It was supposed to be a routine performance of Deathtrap, a popular 1978 play by Ira Levin that holds the record for the longest-running comedy thriller on Broadway. The production, mounted by the Pioneer Theatre Company in Salt Lake City, Utah, has garnered favorable reviews and a strongly positive response from the community. But one patron was so upset that she grabbed her teenage son, left at intermission, and demanded a refund for the rest of the season.
Why was she so furious? Because the show contained a brief (3-4 seconds) same-sex kiss.
In an outraged, pearl-clutching letter to managing director Chris Lino, she wrote:
I am normally calm, mild-mannered, and don't get upset, but last night, at the close of the first act of Deathtrap, I was infuriated with the explicit, homosexual display on stage because I had brought my teenage son to see the seemingly innocuous play... I realize that, unfortunately, you feel you must appeal to an insignificant minority of patrons by offering "edgy" material. I regret that you feel that way...
It took all of my self-control as I fumed in my seat for the long minute before intermission. Why was brazen homosexual content not included in the advisory?

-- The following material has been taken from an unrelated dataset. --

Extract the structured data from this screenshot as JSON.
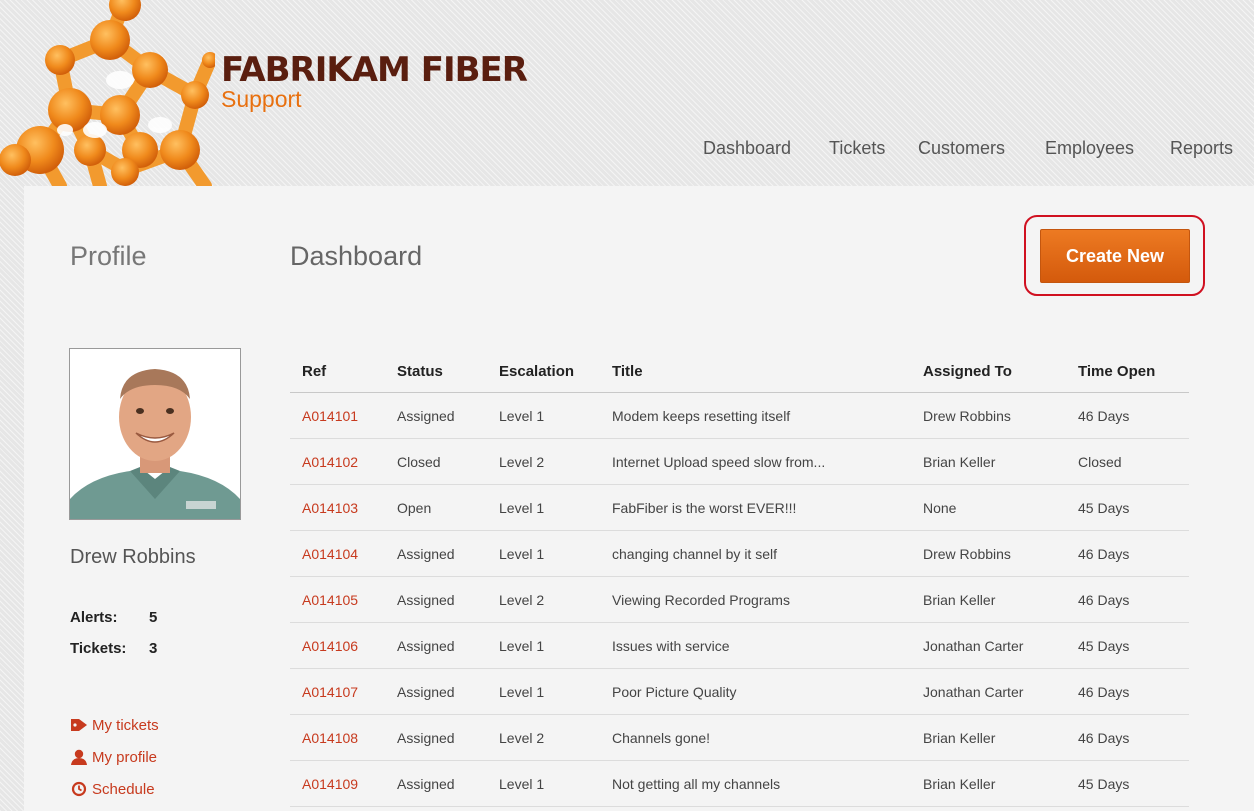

...When I inquired [at the ticket booth] as to why that content was left out of the advisory I was told that it would "ruin the plot." Ruin the plot?! You ruined my evening, ruined my trust in you, and you ruined the trust my son has in me to find worthwhile entertainment for him. I feel sick about tonight.
I am appalled that you could not have simply stated: homosexual content. I have NEVER been so disgusted and infuriated! I was livid. I know your ticket sales clerk and manager are not responsible, and they handled the situation well. I had read and reread the content advisory to make sure it would be suitable to have my teenage son attend. I anticipated that he would appreciate the suspense, intrigue, plot twists, and mystery. The decision on the theatre's part not to divulge repulsive content was irresponsible and negligent! You have that responsibility to your patrons.
Please refund my money for this last evening's performance... My real desire is that you could erase the images in my son's mind and in mine.